The mod solution is better? If you think so you haven't played board games with people who consistently failed maths. And on top of that, it works for every kind of dice, not only 6-sided ones with numbers (as long as each sides are not duplciated).

 

EDIT: Sorry the mod solution works on any kind of numbered dice (*dumb*)

 

EDIT2: I saw the video and the guy says that here are 216 posibilities when rolling 3 dice... this is technically wrong as you can't distiguish 2,2,5 from 2,5,2 not 5,3,1 from 3,1,5. The right total is 56 I think, but each will have different probability.

Yea, he was a bit sloppy with his language. He's a professional mathematician so he probably knows that it's 56. Two dice have 21 combinations.

 

216 is "correct" in the sense that the 56 possibilities have either probability 1/216 (the triples), 3/216 (the ones of the form abb), or 6/216 (abc). You need to find a mapping of these 56 possibilities to the 21 possibilities (with likelihoods of 6/216 for doubles and 12/216 for the non-doubles) in a way that correctly reproduces the exact probabilities. I found a semi-convoluted one that I posted above but was wondering if there are other people who can find a prettier solution (the fact that there are lots of correct mappings but no obvious simple one is what makes the problem cool in my eyes). In the comment section I found another guy who has a solution that has a similar complexity and I prefer mine (for purely subjective reasons - they are probably equally good/bad).

[barmar]

You have 2 people and nothing else of any special note. I once watched a group of children playing diceless D&D on the train using a form of this method but it is also useful for picking a random number while avoiding the usual biases that the basic method involves.

It's kind of like playing rock-paper-scissors -- you can use the result to simulate a 3-sided die (player 1 wins = 1, player 2 wins = 2, tie = 3).

 

But this probably doesn't simulate an unbiased die very well, because anything involving humans picking things "randomly" runs into the problem that we're not very good at randomizing. So if the player who picks a finger to be 1 is more likely to select the index finger, and the player who selects a finger is more likely to select the ring finger, then 3 will be the result more often.

 

There's an online RPS game where the computer has an incredibly good track record, because the programmers know about our unconscious biases and the program exploits them. Actually, they don't know what our biases actually are, they just look at statistics of previous plays and assume that we're consistent, which we tend to be. But what we aren't is random!

[blackshoe]

Or you could easily consult Merriam-Webster:

http://www.merriam-webster.com/dictionary/dice

Or Oxford Dictionaries:

http://www.oxforddictionaries.com/definition/english/dice

Before you say what is simply wrong. You could also find a bunch of articles written on the topic without any clear conclusion. In other sources die is indeed given as the singular, I know.

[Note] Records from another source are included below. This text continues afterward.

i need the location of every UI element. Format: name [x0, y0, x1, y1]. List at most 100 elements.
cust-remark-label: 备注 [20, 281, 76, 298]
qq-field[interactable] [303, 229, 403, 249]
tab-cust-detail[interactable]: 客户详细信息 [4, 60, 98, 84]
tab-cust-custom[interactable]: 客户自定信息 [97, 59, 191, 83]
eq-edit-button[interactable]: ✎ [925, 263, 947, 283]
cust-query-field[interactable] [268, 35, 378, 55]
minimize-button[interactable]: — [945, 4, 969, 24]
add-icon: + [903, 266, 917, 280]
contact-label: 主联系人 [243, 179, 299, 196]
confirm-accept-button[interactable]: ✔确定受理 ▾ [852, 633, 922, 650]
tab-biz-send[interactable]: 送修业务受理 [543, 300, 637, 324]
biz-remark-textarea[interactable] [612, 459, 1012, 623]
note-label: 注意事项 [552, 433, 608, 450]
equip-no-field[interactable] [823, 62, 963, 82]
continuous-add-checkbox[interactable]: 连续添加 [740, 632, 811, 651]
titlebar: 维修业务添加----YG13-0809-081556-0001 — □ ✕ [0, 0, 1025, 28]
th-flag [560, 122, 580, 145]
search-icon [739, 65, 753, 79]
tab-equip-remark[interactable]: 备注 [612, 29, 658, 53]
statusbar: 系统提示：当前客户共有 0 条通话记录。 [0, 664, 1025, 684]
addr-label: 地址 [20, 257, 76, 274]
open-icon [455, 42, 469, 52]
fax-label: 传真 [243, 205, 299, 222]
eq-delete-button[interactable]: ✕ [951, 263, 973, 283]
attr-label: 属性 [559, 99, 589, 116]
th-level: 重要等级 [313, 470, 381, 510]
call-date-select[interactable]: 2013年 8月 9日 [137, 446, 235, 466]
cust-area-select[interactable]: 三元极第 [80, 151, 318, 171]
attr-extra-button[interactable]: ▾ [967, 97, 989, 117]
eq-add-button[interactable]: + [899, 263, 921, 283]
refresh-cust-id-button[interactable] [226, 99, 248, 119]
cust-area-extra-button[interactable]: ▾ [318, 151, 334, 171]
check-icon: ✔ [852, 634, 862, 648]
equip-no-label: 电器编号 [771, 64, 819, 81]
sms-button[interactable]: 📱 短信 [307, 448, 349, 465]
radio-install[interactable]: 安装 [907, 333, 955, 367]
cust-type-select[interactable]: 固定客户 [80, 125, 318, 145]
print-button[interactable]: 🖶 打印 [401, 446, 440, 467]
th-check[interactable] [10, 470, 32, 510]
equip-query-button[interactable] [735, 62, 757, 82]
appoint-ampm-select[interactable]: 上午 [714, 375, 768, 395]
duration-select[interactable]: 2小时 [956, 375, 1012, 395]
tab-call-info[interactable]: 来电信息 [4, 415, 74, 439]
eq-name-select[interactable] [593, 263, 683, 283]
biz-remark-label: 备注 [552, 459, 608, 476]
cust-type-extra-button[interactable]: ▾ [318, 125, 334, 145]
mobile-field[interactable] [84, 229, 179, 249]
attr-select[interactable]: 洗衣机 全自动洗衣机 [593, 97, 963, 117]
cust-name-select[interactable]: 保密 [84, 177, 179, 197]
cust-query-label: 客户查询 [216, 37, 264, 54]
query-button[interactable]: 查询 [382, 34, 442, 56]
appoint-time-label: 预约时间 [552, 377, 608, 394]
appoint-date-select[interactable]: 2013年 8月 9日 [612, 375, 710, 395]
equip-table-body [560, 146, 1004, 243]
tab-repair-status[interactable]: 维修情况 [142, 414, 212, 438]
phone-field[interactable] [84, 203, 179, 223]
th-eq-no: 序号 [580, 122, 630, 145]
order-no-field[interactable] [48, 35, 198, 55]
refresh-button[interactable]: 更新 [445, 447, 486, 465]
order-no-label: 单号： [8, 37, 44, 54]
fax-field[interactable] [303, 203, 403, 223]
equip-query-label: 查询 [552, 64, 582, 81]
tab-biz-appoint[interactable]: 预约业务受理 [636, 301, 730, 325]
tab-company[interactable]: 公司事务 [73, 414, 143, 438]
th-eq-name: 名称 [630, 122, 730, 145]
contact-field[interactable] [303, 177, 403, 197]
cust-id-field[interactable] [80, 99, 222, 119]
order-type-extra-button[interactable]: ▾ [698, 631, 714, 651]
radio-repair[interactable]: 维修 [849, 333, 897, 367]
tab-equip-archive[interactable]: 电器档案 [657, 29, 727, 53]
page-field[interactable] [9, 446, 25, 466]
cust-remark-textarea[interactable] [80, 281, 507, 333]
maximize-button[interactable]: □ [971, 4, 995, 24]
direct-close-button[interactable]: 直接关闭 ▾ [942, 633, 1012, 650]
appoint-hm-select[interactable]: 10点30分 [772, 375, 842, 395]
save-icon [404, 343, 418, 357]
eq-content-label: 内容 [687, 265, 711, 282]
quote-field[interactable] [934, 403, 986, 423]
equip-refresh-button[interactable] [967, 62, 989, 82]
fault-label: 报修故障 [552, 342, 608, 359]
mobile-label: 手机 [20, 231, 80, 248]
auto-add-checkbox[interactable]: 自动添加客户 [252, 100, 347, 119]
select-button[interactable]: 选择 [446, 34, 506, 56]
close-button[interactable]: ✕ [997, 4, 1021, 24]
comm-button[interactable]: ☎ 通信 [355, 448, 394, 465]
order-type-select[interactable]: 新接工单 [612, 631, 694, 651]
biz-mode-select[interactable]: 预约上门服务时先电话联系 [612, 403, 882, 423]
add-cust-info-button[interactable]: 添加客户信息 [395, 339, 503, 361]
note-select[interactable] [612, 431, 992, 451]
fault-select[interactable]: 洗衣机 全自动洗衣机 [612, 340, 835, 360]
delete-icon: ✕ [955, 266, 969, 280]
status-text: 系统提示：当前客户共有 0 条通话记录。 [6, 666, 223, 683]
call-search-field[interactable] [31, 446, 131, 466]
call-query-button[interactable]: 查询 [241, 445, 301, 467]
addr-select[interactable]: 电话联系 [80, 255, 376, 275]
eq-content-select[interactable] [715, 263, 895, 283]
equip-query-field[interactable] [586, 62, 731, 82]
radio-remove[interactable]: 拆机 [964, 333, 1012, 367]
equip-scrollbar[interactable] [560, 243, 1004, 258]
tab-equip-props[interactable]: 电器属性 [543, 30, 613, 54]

Using "dice" in the singular is unfortunately not wrong, but if you look closely at your links you'll find that your MW link lists "die" as a synonym for "dice (singular)" and Oxford provides a direct link to the noun "die" where that word is defined among other meanings as singular of "dice". So it's hardly a matter of "other sources".

 

Nero Wolfe might have equally well objected to "dice" as singular as he did to "contact" as a verb. B-)

[barmar]

Nero Wolfe might have equally well objected to "dice" as singular as he did to "contact" as a verb. B-)

If people didn't use words in different ways from "standard", and have those changes catch on and become accepted, we'd still be speaking something like proto-Indo-European.

 

I expect that a very large portion of language that's currently considered "proper" was someone's pet peeve decades or centuries ago.

[kuhchung]

Thanks for the interesting problem gwnn. I have no idea since I'm terrible at math, but I am able to torture other people with the problem now as well.